The meeting-to-decision log
AI meeting tools can now capture transcripts, summaries, and follow-up material. The useful skill is turning that raw capture into a decision log people can actually trust.
AI is moving deeper into meetings. OpenAI's ChatGPT Record can transcribe and summarize meetings or voice notes, then turn summaries into outputs such as project plans, emails, and code. Google Workspace is also adding more conversational and AI-assisted ways to work across email, docs, and voice. These tools save time, but they also raise the stakes: a meeting summary that misses a decision can create more work than it saves.
The practical habit is to ask AI for a decision log, not just a summary. A summary says what people discussed. A decision log says what changed, who owns the next move, what evidence supports it, and what still needs confirmation.
The skill
Use a meeting-to-decision log after any meeting where people made commitments, changed priorities, approved work, rejected options, or created follow-up tasks. Before recording any meeting, get the right consent and follow your local rules and company policy.
Meeting-to-decision log
Meeting:
{name and date}
Purpose:
{why the meeting happened}
Confirmed decisions:
- Decision:
Owner:
Reason:
Evidence from transcript:
Deadline:
Open questions:
- Question:
Owner:
Needed by:
Follow-ups:
- Task:
Owner:
Due:
Source:
Risks or disagreements:
- Risk:
Who raised it:
What needs checking:
Do not include:
- Casual comments
- Private personal details
- Claims not supported by the transcript
A worked example: launch planning
A weak meeting prompt is: "Summarize this transcript." That may produce a pleasant overview, but it can blur decisions, opinions, and side comments together.
The decision-log version is sharper:
Turn this transcript into a decision log.
Context:
This was a launch planning meeting for the customer onboarding update.
Extract:
1. Confirmed decisions
2. Rejected options
3. Action items with owners and due dates
4. Risks or disagreements
5. Questions that need follow-up
Rules:
- Only mark something as a decision if the transcript clearly supports it
- Quote or paraphrase the supporting moment briefly
- If ownership or deadline is unclear, write "unclear"
- Do not invent tasks to make the meeting look tidy
- Flag anything that sounds important but was not resolved
The review pass
After AI creates the log, do not forward it immediately. Run a short review pass:
- Check consent and audience. Only share notes with people who should receive the meeting record.
- Check decisions. Is each decision explicitly supported by the transcript?
- Check ownership.
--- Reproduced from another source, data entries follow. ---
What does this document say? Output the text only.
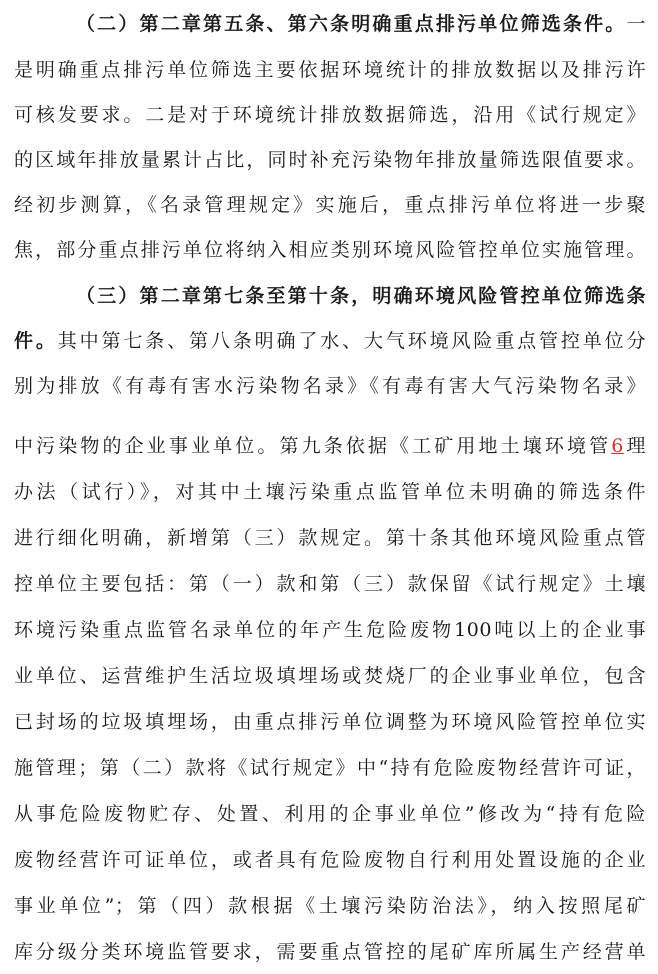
（二）第二章第五条、第六条明确重点排污单位筛选条件。一
是明确重点排污单位筛选主要依据环境统计的排放数据以及排污许
可核发要求。二是对于环境统计排放数据筛选，沿用《试行规定》
的区域年排放量累计占比，同时补充污染物年排放量筛选限值要求。
经初步测算，《名录管理规定》实施后，重点排污单位将进一步聚
焦，部分重点排污单位将纳入相应类别环境风险管控单位实施管理。
（三）第二章第七条至第十条，明确环境风险管控单位筛选条
件。其中第七条、第八条明确了水、大气环境风险重点管控单位分
别为排放《有毒有害水污染物名录》《有毒有害大气污染物名录》
中污染物的企业事业单位。第九条依据《工矿用地土壤环境管6理
办法（试行）》，对其中土壤污染重点监管单位未明确的筛选条件
进行细化明确，新增第（三）款规定。第十条其他环境风险重点管
控单位主要包括：第（一）款和第（三）款保留《试行规定》土壤
环境污染重点监管名录单位的年产生危险废物100吨以上的企业事
业单位、运营维护生活垃圾填埋场或焚烧厂的企业事业单位，包含
已封场的垃圾填埋场，由重点排污单位调整为环境风险管控单位实
施管理；第（二）款将《试行规定》中“持有危险废物经营许可证，
从事危险废物贮存、处置、利用的企事业单位”修改为“持有危险
废物经营许可证单位，或者具有危险废物自行利用处置设施的企业
事业单位”；第（四）款根据《土壤污染防治法》，纳入按照尾矿
库分级分类环境监管要求，需要重点管控的尾矿库所属生产经营单
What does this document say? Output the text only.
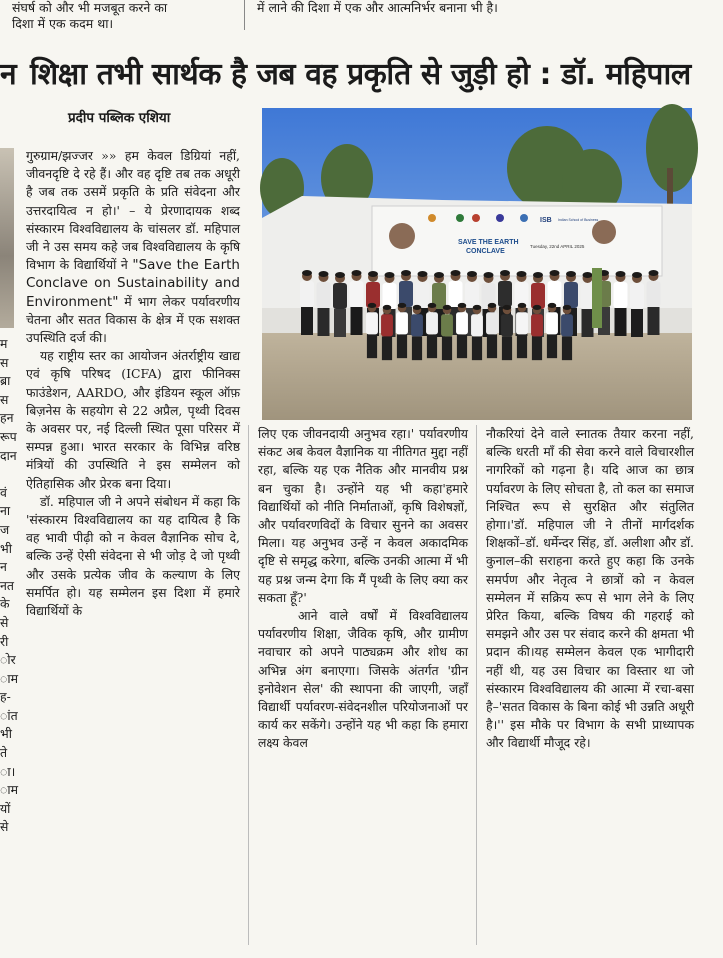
संघर्ष को और भी मजबूत करने का
दिशा में एक कदम था।
में लाने की दिशा में एक और आत्मनिर्भर बनाना भी है।
न शिक्षा तभी सार्थक है जब वह प्रकृति से जुड़ी हो : डॉ. महिपाल
प्रदीप पब्लिक एशिया
म
स
ब्रा
स
हन
रूप
दान

वं
ना
ज
भी
न
नत
के
से
री
ोर
ाम
ह-
ांत
भी
ते
ा।
ाम
यों
से
ISB Indian School of Business
SAVE THE EARTH
CONCLAVE
Tuesday, 22nd APRIL 2025

गुरुग्राम/झज्जर »» हम केवल डिग्रियां नहीं, जीवनदृष्टि दे रहे हैं। और वह दृष्टि तब तक अधूरी है जब तक उसमें प्रकृति के प्रति संवेदना और उत्तरदायित्व न हो।' – ये प्रेरणादायक शब्द संस्कारम विश्वविद्यालय के चांसलर डॉ. महिपाल जी ने उस समय कहे जब विश्वविद्यालय के कृषि विभाग के विद्यार्थियों ने "Save the Earth Conclave on Sustainability and Environment" में भाग लेकर पर्यावरणीय चेतना और सतत विकास के क्षेत्र में एक सशक्त उपस्थिति दर्ज की।

यह राष्ट्रीय स्तर का आयोजन अंतर्राष्ट्रीय खाद्य एवं कृषि परिषद (ICFA) द्वारा फीनिक्स फाउंडेशन, AARDO, और इंडियन स्कूल ऑफ़ बिज़नेस के सहयोग से 22 अप्रैल, पृथ्वी दिवस के अवसर पर, नई दिल्ली स्थित पूसा परिसर में सम्पन्न हुआ। भारत सरकार के विभिन्न वरिष्ठ मंत्रियों की उपस्थिति ने इस सम्मेलन को ऐतिहासिक और प्रेरक बना दिया।

डॉ. महिपाल जी ने अपने संबोधन में कहा कि 'संस्कारम विश्वविद्यालय का यह दायित्व है कि वह भावी पीढ़ी को न केवल वैज्ञानिक सोच दे, बल्कि उन्हें ऐसी संवेदना से भी जोड़ दे जो पृथ्वी और उसके प्रत्येक जीव के कल्याण के लिए समर्पित हो। यह सम्मेलन इस दिशा में हमारे विद्यार्थियों के

लिए एक जीवनदायी अनुभव रहा।' पर्यावरणीय संकट अब केवल वैज्ञानिक या नीतिगत मुद्दा नहीं रहा, बल्कि यह एक नैतिक और मानवीय प्रश्न बन चुका है। उन्होंने यह भी कहा'हमारे विद्यार्थियों को नीति निर्माताओं, कृषि विशेषज्ञों, और पर्यावरणविदों के विचार सुनने का अवसर मिला। यह अनुभव उन्हें न केवल अकादमिक दृष्टि से समृद्ध करेगा, बल्कि उनकी आत्मा में भी यह प्रश्न जन्म देगा कि मैं पृथ्वी के लिए क्या कर सकता हूँ?'

आने वाले वर्षों में विश्वविद्यालय पर्यावरणीय शिक्षा, जैविक कृषि, और ग्रामीण नवाचार को अपने पाठ्यक्रम और शोध का अभिन्न अंग बनाएगा। जिसके अंतर्गत 'ग्रीन इनोवेशन सेल' की स्थापना की जाएगी, जहाँ विद्यार्थी पर्यावरण-संवेदनशील परियोजनाओं पर कार्य कर सकेंगे। उन्होंने यह भी कहा कि हमारा लक्ष्य केवल

नौकरियां देने वाले स्नातक तैयार करना नहीं, बल्कि धरती माँ की सेवा करने वाले विचारशील नागरिकों को गढ़ना है। यदि आज का छात्र पर्यावरण के लिए सोचता है, तो कल का समाज निश्चित रूप से सुरक्षित और संतुलित होगा।'डॉ. महिपाल जी ने तीनों मार्गदर्शक शिक्षकों–डॉ. धर्मेन्दर सिंह, डॉ. अलीशा और डॉ. कुनाल–की सराहना करते हुए कहा कि उनके समर्पण और नेतृत्व ने छात्रों को न केवल सम्मेलन में सक्रिय रूप से भाग लेने के लिए प्रेरित किया, बल्कि विषय की गहराई को समझने और उस पर संवाद करने की क्षमता भी प्रदान की।यह सम्मेलन केवल एक भागीदारी नहीं थी, यह उस विचार का विस्तार था जो संस्कारम विश्वविद्यालय की आत्मा में रचा-बसा है–'सतत विकास के बिना कोई भी उन्नति अधूरी है।'' इस मौके पर विभाग के सभी प्राध्यापक और विद्यार्थी मौजूद रहे।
Did the AI assign an owner because someone agreed, or because it guessed?
- Check missing context. Are side conversations, attachments, or chat threads needed before the log is complete?
- Check tone. Remove personal remarks and keep the log focused on work commitments.
The prompt
Use this after a recorded meeting, transcript, or long voice note:
Create a decision log from this meeting transcript.
Output sections:
1. Meeting purpose
2. Confirmed decisions
3. Rejected options
4. Follow-up tasks
5. Open questions
6. Risks or disagreements
7. Items that need human confirmation
For every decision or task, include:
- Owner
- Deadline if stated
- Supporting evidence from the transcript
- Confidence: high, medium, or low
Rules:
- Do not invent owners, deadlines, or decisions
- Label unclear items clearly
- Exclude casual personal comments
- Keep the final log concise enough to paste into a project update
Why it works
Meeting AI becomes much more useful when it separates capture from commitment. The transcript captures everything. The decision log extracts only the parts that change the work.
That distinction matters. A good decision log lets a team move faster without pretending the AI was in charge. The humans still approve the record, correct the gaps, and decide what gets shared.